From Tera I went on to Dori, in Burkina Faso. The speed of travel in Africa depends almost exclusively on the quality of the road, so this 100km stretch took an entire day. I waited four hours while passengers slowly gathered, and then took off in the back of a burly Toyota 4x4 pickup. It was by far the funnest ride I've ever had in my life, and it's a real shame riding in the back of a pickup is illegal in the States. We were crammed a dozen people and a goat in the bed of the truck, another dozen on the roofrack, and heaps of sugarcane and baggage strewn about. The 'road' was in fact a series of converging and diverging sand tracks, with plenty of potholes and ridges that left us flying all over each other for the rest of the day. We stopped many times, border checks, prayers, food, unloading and loading, and by nightfall I landed in Dori.

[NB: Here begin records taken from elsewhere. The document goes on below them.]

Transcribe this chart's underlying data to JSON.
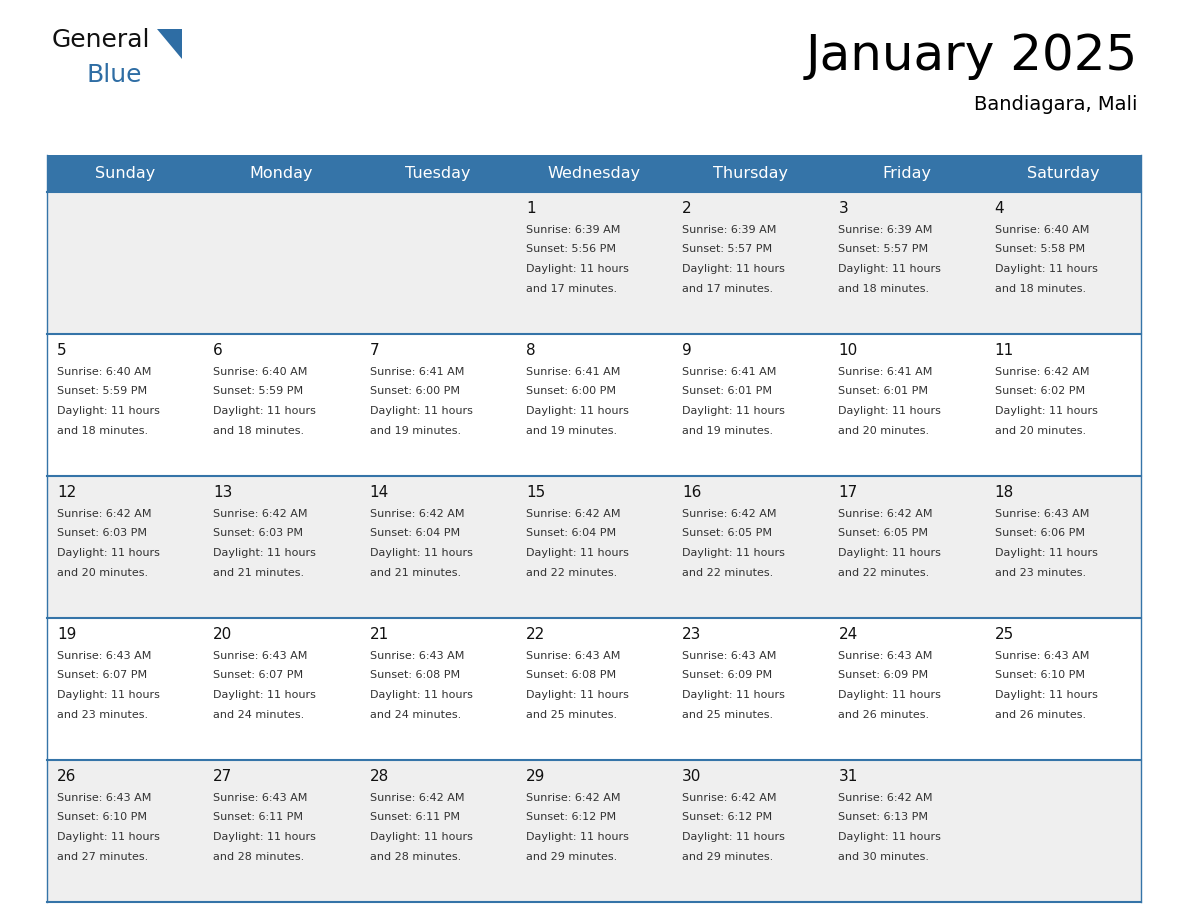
{
  "title": "January 2025",
  "subtitle": "Bandiagara, Mali",
  "header_bg": "#3574a8",
  "header_text": "#ffffff",
  "days_of_week": [
    "Sunday",
    "Monday",
    "Tuesday",
    "Wednesday",
    "Thursday",
    "Friday",
    "Saturday"
  ],
  "row_bg_odd": "#efefef",
  "row_bg_even": "#ffffff",
  "divider_color": "#3574a8",
  "text_color": "#333333",
  "day_number_color": "#111111",
  "calendar": [
    [
      {
        "day": "",
        "sunrise": "",
        "sunset": "",
        "daylight_h": "",
        "daylight_m": ""
      },
      {
        "day": "",
        "sunrise": "",
        "sunset": "",
        "daylight_h": "",
        "daylight_m": ""
      },
      {
        "day": "",
        "sunrise": "",
        "sunset": "",
        "daylight_h": "",
        "daylight_m": ""
      },
      {
        "day": "1",
        "sunrise": "6:39 AM",
        "sunset": "5:56 PM",
        "daylight_h": "11 hours",
        "daylight_m": "17 minutes"
      },
      {
        "day": "2",
        "sunrise": "6:39 AM",
        "sunset": "5:57 PM",
        "daylight_h": "11 hours",
        "daylight_m": "17 minutes"
      },
      {
        "day": "3",
        "sunrise": "6:39 AM",
        "sunset": "5:57 PM",
        "daylight_h": "11 hours",
        "daylight_m": "18 minutes"
      },
      {
        "day": "4",
        "sunrise": "6:40 AM",
        "sunset": "5:58 PM",
        "daylight_h": "11 hours",
        "daylight_m": "18 minutes"
      }
    ],
    [
      {
        "day": "5",
        "sunrise": "6:40 AM",
        "sunset": "5:59 PM",
        "daylight_h": "11 hours",
        "daylight_m": "18 minutes"
      },
      {
        "day": "6",
        "sunrise": "6:40 AM",
        "sunset": "5:59 PM",
        "daylight_h": "11 hours",
        "daylight_m": "18 minutes"
      },
      {
        "day": "7",
        "sunrise": "6:41 AM",
        "sunset": "6:00 PM",
        "daylight_h": "11 hours",
        "daylight_m": "19 minutes"
      },
      {
        "day": "8",
        "sunrise": "6:41 AM",
        "sunset": "6:00 PM",
        "daylight_h": "11 hours",
        "daylight_m": "19 minutes"
      },
      {
        "day": "9",
        "sunrise": "6:41 AM",
        "sunset": "6:01 PM",
        "daylight_h": "11 hours",
        "daylight_m": "19 minutes"
      },
      {
        "day": "10",
        "sunrise": "6:41 AM",
        "sunset": "6:01 PM",
        "daylight_h": "11 hours",
        "daylight_m": "20 minutes"
      },
      {
        "day": "11",
        "sunrise": "6:42 AM",
        "sunset": "6:02 PM",
        "daylight_h": "11 hours",
        "daylight_m": "20 minutes"
      }
    ],
    [
      {
        "day": "12",
        "sunrise": "6:42 AM",
        "sunset": "6:03 PM",
        "daylight_h": "11 hours",
        "daylight_m": "20 minutes"
      },
      {
        "day": "13",
        "sunrise": "6:42 AM",
        "sunset": "6:03 PM",
        "daylight_h": "11 hours",
        "daylight_m": "21 minutes"
      },
      {
        "day": "14",
        "sunrise": "6:42 AM",
        "sunset": "6:04 PM",
        "daylight_h": "11 hours",
        "daylight_m": "21 minutes"
      },
      {
        "day": "15",
        "sunrise": "6:42 AM",
        "sunset": "6:04 PM",
        "daylight_h": "11 hours",
        "daylight_m": "22 minutes"
      },
      {
        "day": "16",
        "sunrise": "6:42 AM",
        "sunset": "6:05 PM",
        "daylight_h": "11 hours",
        "daylight_m": "22 minutes"
      },
      {
        "day": "17",
        "sunrise": "6:42 AM",
        "sunset": "6:05 PM",
        "daylight_h": "11 hours",
        "daylight_m": "22 minutes"
      },
      {
        "day": "18",
        "sunrise": "6:43 AM",
        "sunset": "6:06 PM",
        "daylight_h": "11 hours",
        "daylight_m": "23 minutes"
      }
    ],
    [
      {
        "day": "19",
        "sunrise": "6:43 AM",
        "sunset": "6:07 PM",
        "daylight_h": "11 hours",
        "daylight_m": "23 minutes"
      },
      {
        "day": "20",
        "sunrise": "6:43 AM",
        "sunset": "6:07 PM",
        "daylight_h": "11 hours",
        "daylight_m": "24 minutes"
      },
      {
        "day": "21",
        "sunrise": "6:43 AM",
        "sunset": "6:08 PM",
        "daylight_h": "11 hours",
        "daylight_m": "24 minutes"
      },
      {
        "day": "22",
        "sunrise": "6:43 AM",
        "sunset": "6:08 PM",
        "daylight_h": "11 hours",
        "daylight_m": "25 minutes"
      },
      {
        "day": "23",
        "sunrise": "6:43 AM",
        "sunset": "6:09 PM",
        "daylight_h": "11 hours",
        "daylight_m": "25 minutes"
      },
      {
        "day": "24",
        "sunrise": "6:43 AM",
        "sunset": "6:09 PM",
        "daylight_h": "11 hours",
        "daylight_m": "26 minutes"
      },
      {
        "day": "25",
        "sunrise": "6:43 AM",
        "sunset": "6:10 PM",
        "daylight_h": "11 hours",
        "daylight_m": "26 minutes"
      }
    ],
    [
      {
        "day": "26",
        "sunrise": "6:43 AM",
        "sunset": "6:10 PM",
        "daylight_h": "11 hours",
        "daylight_m": "27 minutes"
      },
      {
        "day": "27",
        "sunrise": "6:43 AM",
        "sunset": "6:11 PM",
        "daylight_h": "11 hours",
        "daylight_m": "28 minutes"
      },
      {
        "day": "28",
        "sunrise": "6:42 AM",
        "sunset": "6:11 PM",
        "daylight_h": "11 hours",
        "daylight_m": "28 minutes"
      },
      {
        "day": "29",
        "sunrise": "6:42 AM",
        "sunset": "6:12 PM",
        "daylight_h": "11 hours",
        "daylight_m": "29 minutes"
      },
      {
        "day": "30",
        "sunrise": "6:42 AM",
        "sunset": "6:12 PM",
        "daylight_h": "11 hours",
        "daylight_m": "29 minutes"
      },
      {
        "day": "31",
        "sunrise": "6:42 AM",
        "sunset": "6:13 PM",
        "daylight_h": "11 hours",
        "daylight_m": "30 minutes"
      },
      {
        "day": "",
        "sunrise": "",
        "sunset": "",
        "daylight_h": "",
        "daylight_m": ""
      }
    ]
  ],
  "logo_general_color": "#111111",
  "logo_blue_color": "#2e6da4",
  "logo_triangle_color": "#2e6da4"
}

In Dori I reconnected with a Peace Corps volunteer I had briefly met in Grand Popo. Yaneth let me crash on her couch, and it was just really great to relax for a few days, to speak English, to have a conversation with similar cultural references, to find real vegetables at the market and cook food again, to let someone else take charge. I got to know Dori a bit, we visited an orphanage where she volunteers and played with the kids, and we took a trip to nearby Bani to see a series of mud-brick mosques built in the 1970s by a latter-day Islamic prophet.

From Dori I travelled with Yaneth to Ougadougou--the capital of Burkina Faso. Ougadougou is a surprisingly sophisticated city: big buildings, restaurants, traffic lights, traffic that's merely stressful and not terrifying, a city that somehow keeps the choas of Africa at bay (we did however see a crocodile in a creek just outside of downtown). We met up with a bunch of other Peace Corps volunteers, and I spent two days forgetting I was in Africa: We went out to western restaurants, relaxed and swam in the International School's pool, read English magazines, and visited Siao, a big, biannual arts and crafts and music festival. Morale was high among this group, they were kind to make room for me , and it was definitely a high point of the trip.

This morning I left for Ouahigouya, a depressing border town on the way to Mali.